Superboy is back home. This issue starts out with Superboy reveling in how great it is to be back in Smallville while Smallville itself is building a case to change its name to Weirdsville. Lemire does a very nice job of setting a great deal in motion in this comic quickly, but he does so while spinning it all out from and around Superboy. The story is nowhere near an epic tale, nor is it a quiet little tale of the personal life and troubled times of young Conner Kent. It's a superhero tale, sprinkled with mystery and seasoned with teenaged drama. The Rafael Albuquerque cover works symbolically in that this book is a fitting replacement for those of us comic book readers who miss the Jaime Reyes "Blue Beetle" title. It's got a similar vibe: sharp, witty, fun, and entertaining.
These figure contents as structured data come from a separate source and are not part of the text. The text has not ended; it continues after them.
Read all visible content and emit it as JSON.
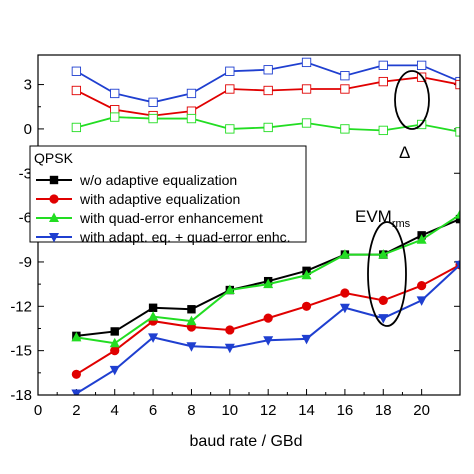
{
  "chart_data": {
    "type": "line",
    "xlabel": "baud rate / GBd",
    "xlim": [
      0,
      22
    ],
    "ylim": [
      -18,
      5
    ],
    "xticks": [
      0,
      2,
      4,
      6,
      8,
      10,
      12,
      14,
      16,
      18,
      20
    ],
    "yticks": [
      3,
      0,
      -3,
      -6,
      -9,
      -12,
      -15,
      -18
    ],
    "xtick_labels": [
      "0",
      "2",
      "4",
      "6",
      "8",
      "10",
      "12",
      "14",
      "16",
      "18",
      "20"
    ],
    "ytick_labels": [
      "3",
      "0",
      "-3",
      "-6",
      "-9",
      "-12",
      "-15",
      "-18"
    ],
    "grid": false,
    "legend_title": "QPSK",
    "legend_position": "center-left",
    "series": [
      {
        "name": "w/o adaptive equalization",
        "color": "#000000",
        "marker": "square",
        "x": [
          2,
          4,
          6,
          8,
          10,
          12,
          14,
          16,
          18,
          20,
          22
        ],
        "y": [
          -14.0,
          -13.7,
          -12.1,
          -12.2,
          -10.9,
          -10.3,
          -9.6,
          -8.5,
          -8.5,
          -7.2,
          -6.1
        ]
      },
      {
        "name": "with adaptive equalization",
        "color": "#e00000",
        "marker": "circle",
        "x": [
          2,
          4,
          6,
          8,
          10,
          12,
          14,
          16,
          18,
          20,
          22
        ],
        "y": [
          -16.6,
          -15.0,
          -13.0,
          -13.4,
          -13.6,
          -12.8,
          -12.0,
          -11.1,
          -11.6,
          -10.6,
          -9.2
        ]
      },
      {
        "name": "with quad-error enhancement",
        "color": "#22dd22",
        "marker": "triangle-up",
        "x": [
          2,
          4,
          6,
          8,
          10,
          12,
          14,
          16,
          18,
          20,
          22
        ],
        "y": [
          -14.1,
          -14.5,
          -12.7,
          -13.0,
          -10.9,
          -10.5,
          -9.9,
          -8.5,
          -8.5,
          -7.5,
          -5.8
        ]
      },
      {
        "name": "with adapt. eq. + quad-error enhc.",
        "color": "#1f3fd0",
        "marker": "triangle-down",
        "x": [
          2,
          4,
          6,
          8,
          10,
          12,
          14,
          16,
          18,
          20,
          22
        ],
        "y": [
          -17.9,
          -16.3,
          -14.1,
          -14.7,
          -14.8,
          -14.3,
          -14.2,
          -12.1,
          -12.8,
          -11.6,
          -9.2
        ]
      }
    ],
    "delta_series": [
      {
        "color": "#1f3fd0",
        "marker": "square-open",
        "x": [
          2,
          4,
          6,
          8,
          10,
          12,
          14,
          16,
          18,
          20,
          22
        ],
        "y": [
          3.9,
          2.4,
          1.8,
          2.4,
          3.9,
          4.0,
          4.5,
          3.6,
          4.3,
          4.3,
          3.2
        ]
      },
      {
        "color": "#e00000",
        "marker": "square-open",
        "x": [
          2,
          4,
          6,
          8,
          10,
          12,
          14,
          16,
          18,
          20,
          22
        ],
        "y": [
          2.6,
          1.3,
          0.9,
          1.2,
          2.7,
          2.6,
          2.7,
          2.7,
          3.2,
          3.5,
          3.0
        ]
      },
      {
        "color": "#22dd22",
        "marker": "square-open",
        "x": [
          2,
          4,
          6,
          8,
          10,
          12,
          14,
          16,
          18,
          20,
          22
        ],
        "y": [
          0.1,
          0.8,
          0.7,
          0.7,
          0.0,
          0.1,
          0.4,
          0.0,
          -0.1,
          0.3,
          -0.2
        ]
      }
    ],
    "annotations": {
      "evm_base": "EVM",
      "evm_sub": "rms",
      "delta": "Δ"
    }
  }
}
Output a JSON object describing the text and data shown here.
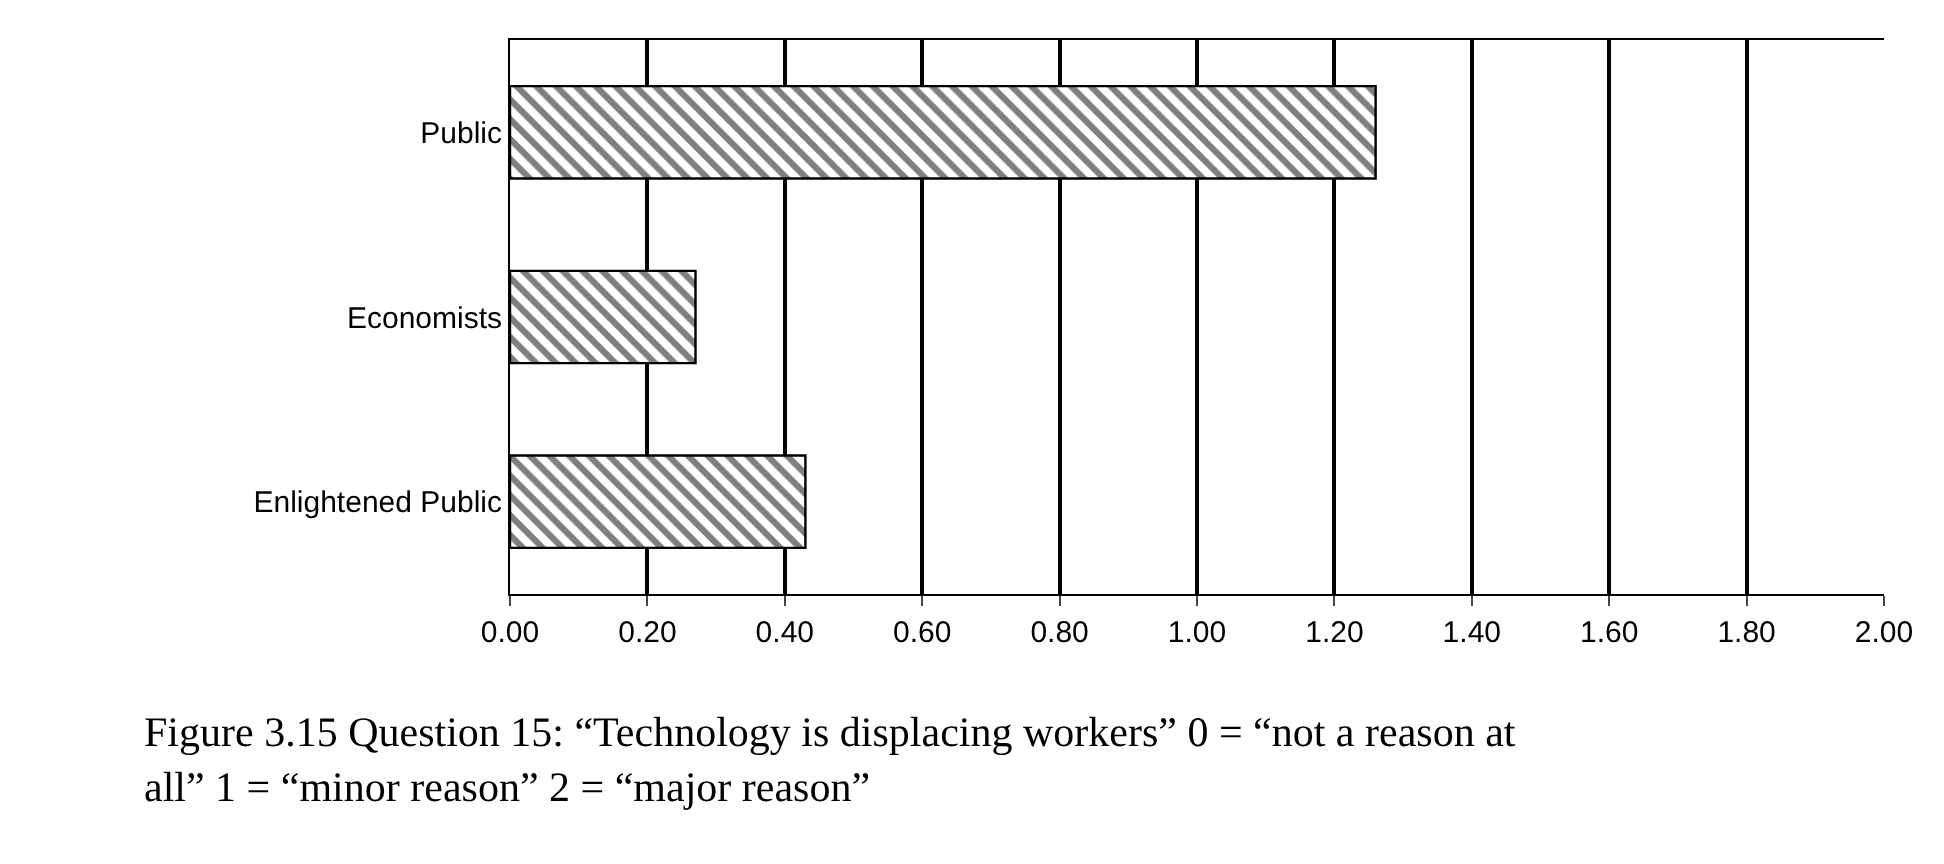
{
  "chart_data": {
    "type": "bar",
    "orientation": "horizontal",
    "categories": [
      "Public",
      "Economists",
      "Enlightened Public"
    ],
    "values": [
      1.26,
      0.27,
      0.43
    ],
    "color": "#000000",
    "xlim": [
      0,
      2
    ],
    "xticks": [
      {
        "value": 0,
        "label": "0.00"
      },
      {
        "value": 0.2,
        "label": "0.20"
      },
      {
        "value": 0.4,
        "label": "0.40"
      },
      {
        "value": 0.6,
        "label": "0.60"
      },
      {
        "value": 0.8,
        "label": "0.80"
      },
      {
        "value": 1.0,
        "label": "1.00"
      },
      {
        "value": 1.2,
        "label": "1.20"
      },
      {
        "value": 1.4,
        "label": "1.40"
      },
      {
        "value": 1.6,
        "label": "1.60"
      },
      {
        "value": 1.8,
        "label": "1.80"
      },
      {
        "value": 2.0,
        "label": "2.00"
      }
    ],
    "grid": "x",
    "annotations": [
      "Figure 3.15 Question 15: “Technology is displacing workers” 0 = “not a reason at all” 1 = “minor reason” 2 = “major reason”"
    ]
  }
}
Pier Gallo's art is spot-on for this adventure. From the cornfields to the brickwork of downtown Smallville, Gallo fills this title with detail. This story involves high school, Krypto, Ma Kent, a tractor in the fields, Phantom Stranger, another stranger, Parasite, and Superboy - both in and out of his civilian identity. Gallo tackles every aspect quite nicely, with one exception: Conner's glasses. That may seem nitpicky, sure, but if the glasses are going to be a part of who Conner is or who he projects himself to be, then the glasses are as important a detail as Conner's hair or his "S"-emblazoned t-shirt. Other than that, the art is pretty solid, except Jamie Grant's colors need some help. The skin tones and coloring in and around the eyes of the characters in this book seem a little too reliant on dodges and burns, and less comprised of layers, gradients, and shading. The coloring of things around Smallville - water towers, buildings, even the Parasite - is strong, bright, and nicely done, but the skin tones are a little too much in more than one instance.
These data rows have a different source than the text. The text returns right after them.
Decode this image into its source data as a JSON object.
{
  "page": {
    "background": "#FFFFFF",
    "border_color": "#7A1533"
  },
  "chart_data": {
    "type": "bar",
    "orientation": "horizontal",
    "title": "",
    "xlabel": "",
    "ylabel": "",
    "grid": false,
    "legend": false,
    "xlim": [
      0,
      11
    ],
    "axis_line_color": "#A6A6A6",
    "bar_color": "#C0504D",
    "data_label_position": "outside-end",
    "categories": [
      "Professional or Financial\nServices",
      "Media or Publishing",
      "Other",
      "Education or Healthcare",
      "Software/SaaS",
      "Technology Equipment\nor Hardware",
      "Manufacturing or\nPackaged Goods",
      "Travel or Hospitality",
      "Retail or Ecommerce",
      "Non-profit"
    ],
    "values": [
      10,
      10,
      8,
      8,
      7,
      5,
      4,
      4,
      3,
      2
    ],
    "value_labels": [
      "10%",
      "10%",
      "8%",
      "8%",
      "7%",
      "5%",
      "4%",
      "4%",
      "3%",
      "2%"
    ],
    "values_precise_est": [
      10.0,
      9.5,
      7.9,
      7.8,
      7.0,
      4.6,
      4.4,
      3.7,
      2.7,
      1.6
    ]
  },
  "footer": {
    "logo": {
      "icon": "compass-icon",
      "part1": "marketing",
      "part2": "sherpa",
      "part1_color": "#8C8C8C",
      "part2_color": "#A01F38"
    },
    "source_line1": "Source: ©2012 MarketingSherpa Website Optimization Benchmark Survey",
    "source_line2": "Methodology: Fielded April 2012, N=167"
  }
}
For the second week in a row, I grabbed a book that my editor also critiqued over on Pipeline, so see what he has to say, why don't you? Like Augie, I enjoyed much of the series starring Superboy from the 1990s, especially the Grummett and Kesel art. I had extremely low expectations of this title going in, but strongly considered buying this book solely for the Albuquerque cover. Lemire, however, has locked me in with this first issue. This is a great first issue that offers a lot of promise and delivers one hell of a fun read.